Raffaele Simone hace la distinción entre dos tipos de libertad: 1) en cuanto a expresión de opciones políticas; y 2) en lo referente al acceso a derechos; y nos dice:


Según el primer punto de vista, se es libre si, como se dice popularmente, uno “puede pensar por su cuenta”: votar sin constricciones, participar libremente en debates, crear asociaciones o formar parte de ellas, expresar las propias ideas sin temor a la violencia o a la represalia, transferir a otros algunas prerrogativas propias. Según el segundo punto de vista, se es libre siempre que se pueda disfrutar de algunas facultades y derechos: acceder a la instrucción, al trabajo, a los recursos sanitarios, a la libre movilidad; elegir qué vida hacer y qué ideas cultivar, cuántos hijos tener, qué trabajo o qué empresa intentar, qué personas frecuentar, etcétera. (Simone, 2016, p. 71)

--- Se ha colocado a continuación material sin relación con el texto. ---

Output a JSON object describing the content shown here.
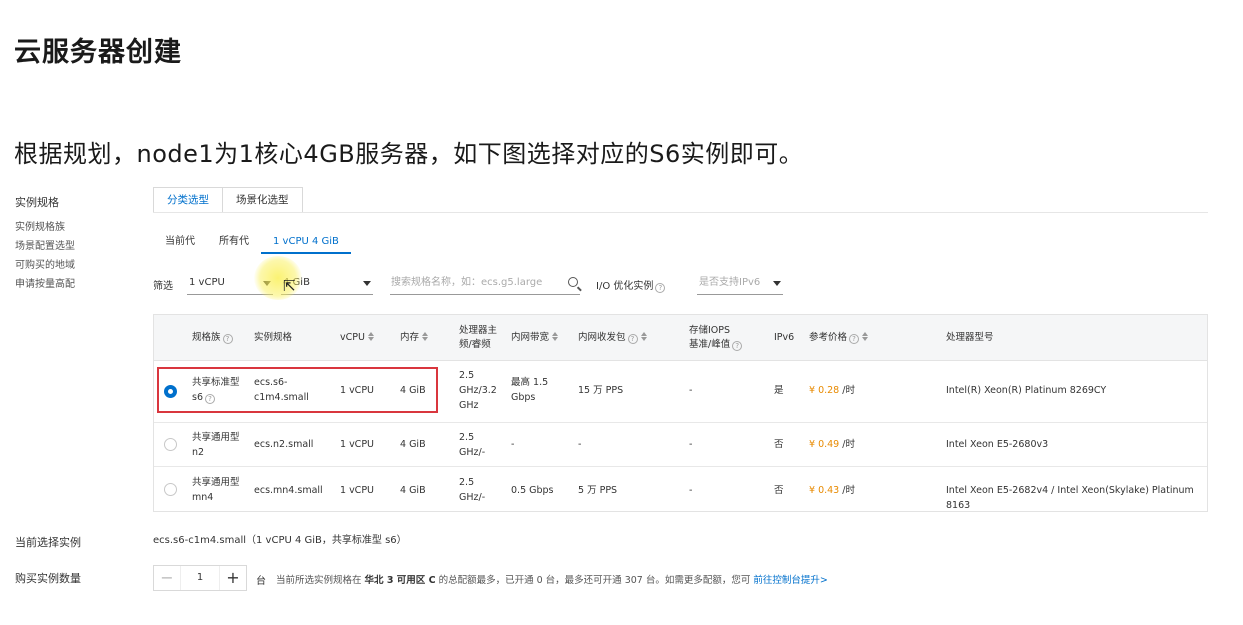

Para Simone, la “libertad es máxima cuando forma un círculo virtuoso con la igualdad, o sea cuando todos pueden disfrutar de las dos libertades con el mismo derecho y en la misma medida” (2016, p. 71). Así, en estas líneas, se introduce un aspecto importante: la libertad de la mano de la igualdad. En este punto se busca trascender el núcleo duro del modelo liberal clásico, aportando elementos para ampliar el canon democrático, que revisaremos de manera más amplia un poco más adelante. La definición propuesta por Simone coincide con lo que Weber, en su momento, consideró la esencia de la cultura política liberal: “la libertad de elección y la libertad para llevar a cabo distintas líneas de acción” (Weber, 1998).

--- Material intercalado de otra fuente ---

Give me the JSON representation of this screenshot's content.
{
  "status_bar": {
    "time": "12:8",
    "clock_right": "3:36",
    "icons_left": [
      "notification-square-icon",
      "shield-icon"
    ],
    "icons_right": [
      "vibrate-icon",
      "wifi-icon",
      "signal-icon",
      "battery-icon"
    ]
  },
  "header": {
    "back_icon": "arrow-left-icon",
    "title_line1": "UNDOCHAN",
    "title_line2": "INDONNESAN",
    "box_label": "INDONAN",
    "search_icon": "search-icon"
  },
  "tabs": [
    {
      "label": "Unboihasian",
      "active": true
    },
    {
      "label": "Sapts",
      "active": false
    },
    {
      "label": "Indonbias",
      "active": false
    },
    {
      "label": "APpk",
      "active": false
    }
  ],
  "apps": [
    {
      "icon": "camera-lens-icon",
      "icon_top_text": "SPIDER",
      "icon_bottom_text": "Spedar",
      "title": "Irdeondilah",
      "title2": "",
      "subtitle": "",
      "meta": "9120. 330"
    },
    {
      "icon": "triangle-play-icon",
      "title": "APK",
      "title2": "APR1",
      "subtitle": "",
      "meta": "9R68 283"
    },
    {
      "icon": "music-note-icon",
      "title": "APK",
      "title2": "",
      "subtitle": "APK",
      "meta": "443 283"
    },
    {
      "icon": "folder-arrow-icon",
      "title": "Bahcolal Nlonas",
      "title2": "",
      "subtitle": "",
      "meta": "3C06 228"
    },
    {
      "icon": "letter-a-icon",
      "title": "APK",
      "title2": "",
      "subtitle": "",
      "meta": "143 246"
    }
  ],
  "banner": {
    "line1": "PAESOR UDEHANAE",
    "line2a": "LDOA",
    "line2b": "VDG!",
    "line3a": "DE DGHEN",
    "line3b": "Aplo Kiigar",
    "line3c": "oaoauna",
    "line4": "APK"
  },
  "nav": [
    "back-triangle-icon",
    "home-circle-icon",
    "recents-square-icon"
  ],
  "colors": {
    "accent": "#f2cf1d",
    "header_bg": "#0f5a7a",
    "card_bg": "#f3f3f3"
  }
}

Resumiendo, lo que tenemos en el marco de la tradición liberal más tradicionalista (e influyente) en torno a los conceptos de democracia y ciudadanía es; por un lado, un régimen político que constriñe la participación ciudadana al ejercicio periódico del sufragio, para elegir representantes que tomarán decisiones de afectación general, y que estarán regulados por instituciones y legislaciones estatales encargadas de asegurar el orden social; por otro, encontramos ciudadanos desvinculados de la esfera pública, sin ánimo de contribuir a la construcción del bien común (¡para eso pagan impuestos!), y que demandan la protección de sus derechos para desarrollar su vida como mejor les parezca; y también, ciudadanías exigentes de que el Estado les otorgue garantías de que no serán asediados o molestados por el Estado o por terceros.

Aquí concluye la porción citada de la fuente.